The disconnect largely has to do with the basic difference in how these systems function. In mechanical engineering parts have one specific function, whether it’s say a bolt holding two pieces of metal together, or an O-ring that separates two flammable materials together. In the mechanical world parts experience random failure, one that often is well characterized. It’s also very clear how a failure of this part could affect the rest of the system. This narrow scope of function and (hopefully) well characterized frequency is th basis for Failure Mode and Effects diagrams.

In software the behavior is deterministic, and the gap between systems requirement and safety is much tighter. When a piece of software is written by humans it’s very clear what the intended outcome is, trivial to measure if it doesn’t happen, and pieces of the system can be isolated.

Section 3.3 in particular details why the existing systems are inadquete and motivates the Section 4.

Section 4 - Unifying Risk Assessment and Safety Justification#

This section proposes a new taxonomy and framework to assess GenAI risks. It’s an extension of a framework used in Autonomus driving. The section is quite detailed and explains each part in depth. The two figures summarize the concepts quite well.

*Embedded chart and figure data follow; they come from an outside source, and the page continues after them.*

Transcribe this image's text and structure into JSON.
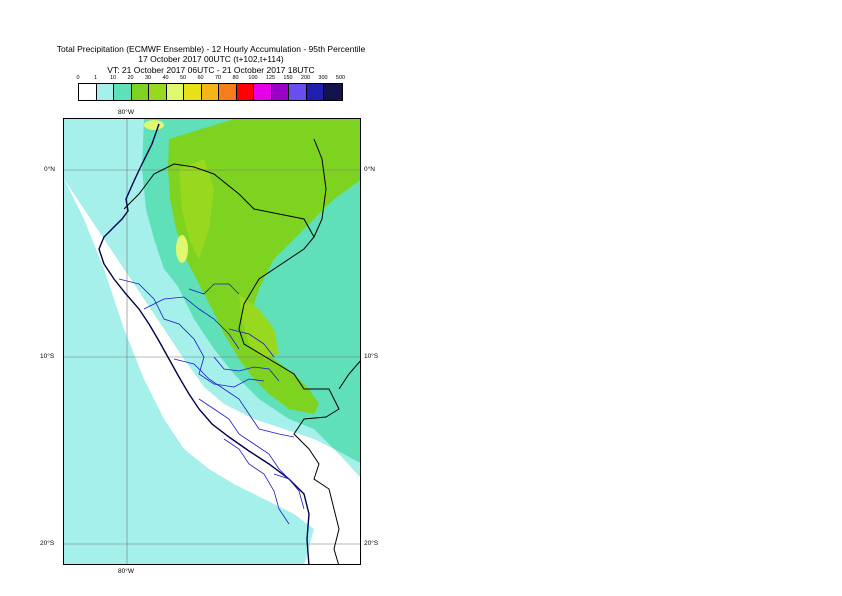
{
  "title": {
    "line1": "Total Precipitation (ECMWF Ensemble) - 12 Hourly Accumulation - 95th Percentile",
    "line2": "17 October 2017 00UTC (t+102,t+114)",
    "line3": "VT: 21 October 2017 06UTC - 21 October 2017 18UTC"
  },
  "legend": {
    "ticks": [
      "0",
      "1",
      "10",
      "20",
      "30",
      "40",
      "50",
      "60",
      "70",
      "80",
      "100",
      "125",
      "150",
      "200",
      "300",
      "500"
    ],
    "colors": [
      "#ffffff",
      "#a6f0ec",
      "#5fe0b8",
      "#7ed321",
      "#98d920",
      "#e0f870",
      "#e6e21a",
      "#f5b51a",
      "#f57d1a",
      "#ff0000",
      "#e600e6",
      "#9a00c8",
      "#6a4cf0",
      "#1f1fb0",
      "#12124f"
    ]
  },
  "coords": {
    "lon_top": "80°W",
    "lon_bottom": "80°W",
    "lat_0_left": "0°N",
    "lat_0_right": "0°N",
    "lat_10_left": "10°S",
    "lat_10_right": "10°S",
    "lat_20_left": "20°S",
    "lat_20_right": "20°S"
  }
}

../_images/AIODDTaxonomy.png

Fig. 34 The various dimensions of which the framework can be applied#

../_images/RiskDemonstration.png

Fig. 35 An example of the framework and how it could look in practice.#

The examples shown don’t just concern the end generation, but all parts of the AI lifecycle, from computational training, reviews in the RLHF process, etc. Personally it’s clear to me this author has practical experience for no other reason than they show how this would fit into a spreadsheet. You’ll be surprised how many decisions are made in leading edge companies based on the contents of a spreadsheet, and even more surprised at how effective they are.

Section 5 - Conclusive Remarks#

The author again highlights how AI alignment, meaning the LLM to hte user is not the primary challenge, but terminology alignment is. With aligned terminology it becomes more clear what has been tested and what’s not. The author then discusses the benefits of the framework they propose and how it overcomes the limitations of other frameworks.